Tatanka did not try to conceal his disapproval of the escape of Hicks.

“The mule-drivers were right,” he growled. “Hicks was all bad and should hang. I would have killed him and scalped him, too.”

“No, you red heathen,” Barker laughed at him, “you wouldn’t, you are not in the country of murderous Little Crow. You are in the lines of Christian soldiers.

“You had better be careful with your big talk or the soldiers will put you in the guardhouse.”

“I would be glad to live in the guardhouse, if I could first scalp Hicks.”

“You wouldn’t live in it very long. They would take you out and shoot you.”

“They could,” Tatanka persisted angrily, “if I had killed Hicks. A Sioux is not afraid of death.”

“You black-souled Indian,” Barker chided him good-naturedly. “I’m glad you didn’t see him. Now, we’ll all walk back to town. It’ll be dinner-time when we get there. Tatanka, you’ll feel less revengeful after you have filled your ribs with pumpkin-pie and bacon.

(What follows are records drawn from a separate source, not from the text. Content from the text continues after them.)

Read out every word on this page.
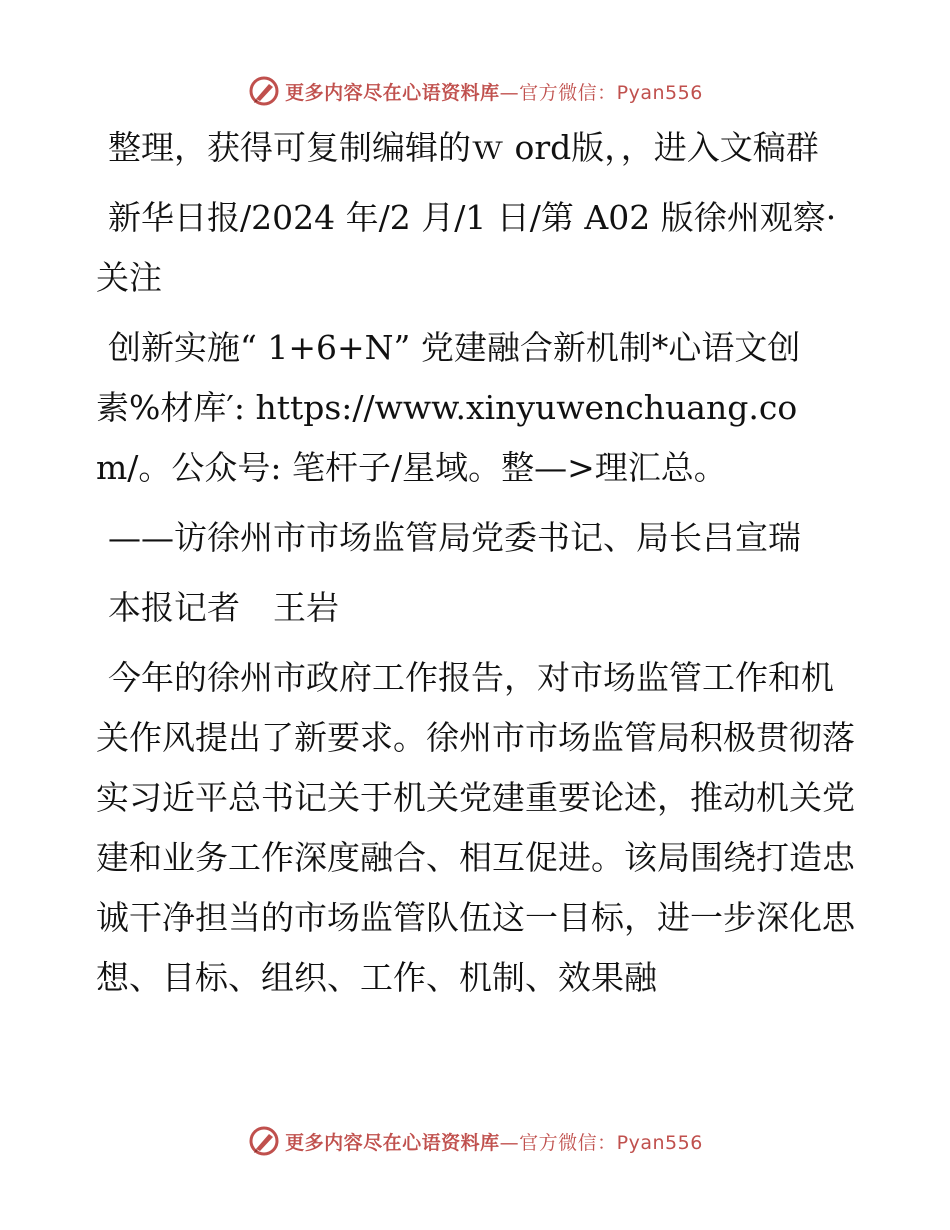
更多内容尽在心语资料库 —官方微信：Pyan556

整理，获得可复制编辑的ｗ ord版，，进入文稿群

新华日报/2024 年/2 月/1 日/第 A02 版徐州观察· 关注

创新实施“ 1+6+N” 党建融合新机制*心语文创素%材库′: https://www.xinyuwenchuang.com/。公众号: 笔杆子/星域。整—>理汇总。

——访徐州市市场监管局党委书记、局长吕宣瑞

本报记者　王岩

今年的徐州市政府工作报告，对市场监管工作和机关作风提出了新要求。徐州市市场监管局积极贯彻落实习近平总书记关于机关党建重要论述，推动机关党建和业务工作深度融合、相互促进。该局围绕打造忠诚干净担当的市场监管队伍这一目标，进一步深化思想、目标、组织、工作、机制、效果融

更多内容尽在心语资料库 —官方微信：Pyan556
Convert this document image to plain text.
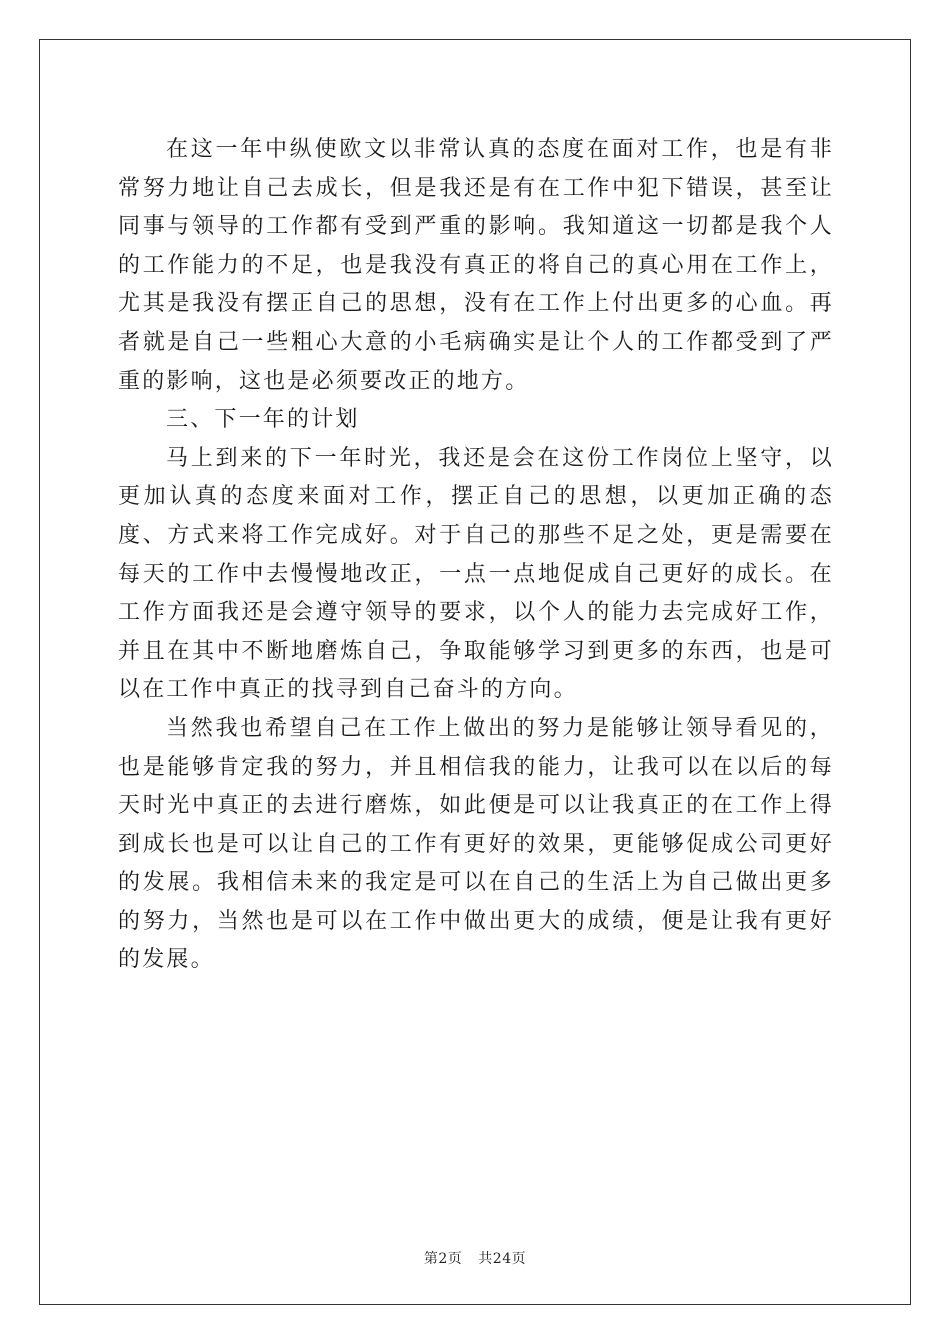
在这一年中纵使欧文以非常认真的态度在面对工作，也是有非常努力地让自己去成长，但是我还是有在工作中犯下错误，甚至让同事与领导的工作都有受到严重的影响。我知道这一切都是我个人的工作能力的不足，也是我没有真正的将自己的真心用在工作上，尤其是我没有摆正自己的思想，没有在工作上付出更多的心血。再者就是自己一些粗心大意的小毛病确实是让个人的工作都受到了严重的影响，这也是必须要改正的地方。

三、下一年的计划

马上到来的下一年时光，我还是会在这份工作岗位上坚守，以更加认真的态度来面对工作，摆正自己的思想，以更加正确的态度、方式来将工作完成好。对于自己的那些不足之处，更是需要在每天的工作中去慢慢地改正，一点一点地促成自己更好的成长。在工作方面我还是会遵守领导的要求，以个人的能力去完成好工作，并且在其中不断地磨炼自己，争取能够学习到更多的东西，也是可以在工作中真正的找寻到自己奋斗的方向。

当然我也希望自己在工作上做出的努力是能够让领导看见的，也是能够肯定我的努力，并且相信我的能力，让我可以在以后的每天时光中真正的去进行磨炼，如此便是可以让我真正的在工作上得到成长也是可以让自己的工作有更好的效果，更能够促成公司更好的发展。我相信未来的我定是可以在自己的生活上为自己做出更多的努力，当然也是可以在工作中做出更大的成绩，便是让我有更好的发展。

第2页 共24页
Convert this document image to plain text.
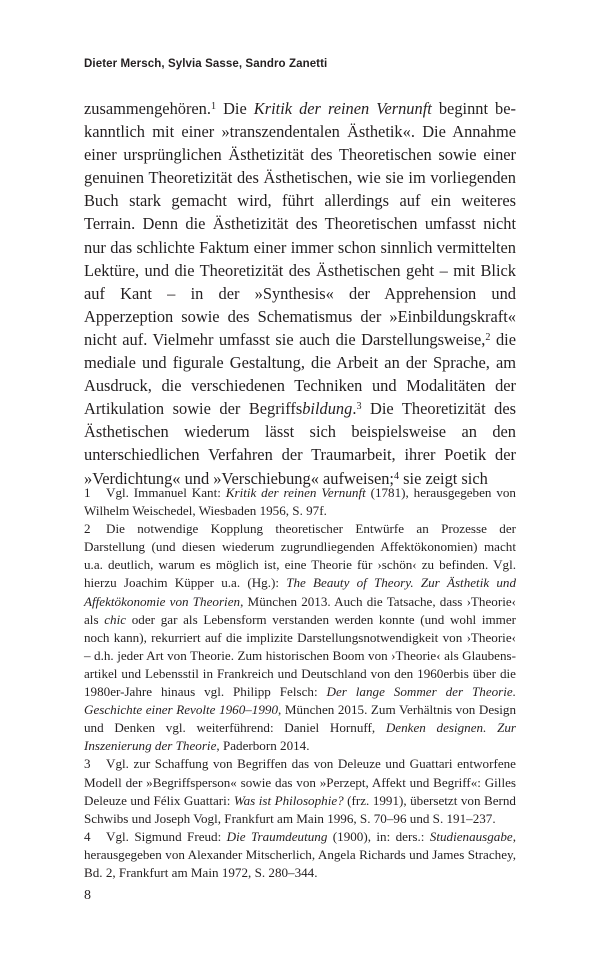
Dieter Mersch, Sylvia Sasse, Sandro Zanetti
zusammengehören.$^1$ Die Kritik der reinen Vernunft beginnt bekanntlich mit einer »transzendentalen Ästhetik«. Die Annahme einer ursprünglichen Ästhetizität des Theoretischen sowie einer genuinen Theoretizität des Ästhetischen, wie sie im vorliegenden Buch stark gemacht wird, führt allerdings auf ein weiteres Terrain. Denn die Ästhetizität des Theoretischen umfasst nicht nur das schlichte Faktum einer immer schon sinnlich vermittelten Lektüre, und die Theoretizität des Ästhetischen geht – mit Blick auf Kant – in der »Synthesis« der Apprehension und Apperzeption sowie des Schematismus der »Einbildungskraft« nicht auf. Vielmehr umfasst sie auch die Darstellungsweise,$^2$ die mediale und figurale Gestaltung, die Arbeit an der Sprache, am Ausdruck, die verschiedenen Techniken und Modalitäten der Artikulation sowie der Begriffsbildung.$^3$ Die Theoretizität des Ästhetischen wiederum lässt sich beispielsweise an den unterschiedlichen Verfahren der Traumarbeit, ihrer Poetik der »Verdichtung« und »Verschiebung« aufweisen;$^4$ sie zeigt sich

1 Vgl. Immanuel Kant: Kritik der reinen Vernunft (1781), herausgegeben von Wilhelm Weischedel, Wiesbaden 1956, S. 97f.

2 Die notwendige Kopplung theoretischer Entwürfe an Prozesse der Darstellung (und diesen wiederum zugrundliegenden Affektökonomien) macht u.a. deutlich, warum es möglich ist, eine Theorie für ›schön‹ zu befinden. Vgl. hierzu Joachim Küpper u.a. (Hg.): The Beauty of Theory. Zur Ästhetik und Affektökonomie von Theorien, München 2013. Auch die Tatsache, dass ›Theorie‹ als chic oder gar als Lebensform verstanden werden konnte (und wohl immer noch kann), rekurriert auf die implizite Darstellungsnotwendigkeit von ›Theorie‹ – d.h. jeder Art von Theorie. Zum historischen Boom von ›Theorie‹ als Glaubensartikel und Lebensstil in Frankreich und Deutschland von den 1960erbis über die 1980er-Jahre hinaus vgl. Philipp Felsch: Der lange Sommer der Theorie. Geschichte einer Revolte 1960–1990, München 2015. Zum Verhältnis von Design und Denken vgl. weiterführend: Daniel Hornuff, Denken designen. Zur Inszenierung der Theorie, Paderborn 2014.

3 Vgl. zur Schaffung von Begriffen das von Deleuze und Guattari entworfene Modell der »Begriffsperson« sowie das von »Perzept, Affekt und Begriff«: Gilles Deleuze und Félix Guattari: Was ist Philosophie? (frz. 1991), übersetzt von Bernd Schwibs und Joseph Vogl, Frankfurt am Main 1996, S. 70–96 und S. 191–237.

4 Vgl. Sigmund Freud: Die Traumdeutung (1900), in: ders.: Studienausgabe, herausgegeben von Alexander Mitscherlich, Angela Richards und James Strachey, Bd. 2, Frankfurt am Main 1972, S. 280–344.

8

“After dinner you can scout for Hicks and if you find him, you may scalp him, but if he keeps going the way he went across that field, he’ll be in Alabama to-night.”

In the afternoon the boys took a swim in the river and introduced Tatanka to the ways and manners of a dugout. The lads had often traveled in a dugout before they went to Minnesota, and they soon convinced Tatanka that a log canoe was as safe as a birch canoe. In fact they claimed it was much safer, “because,” they said, “you can ride on either side of it. You don’t have to keep it right side up.”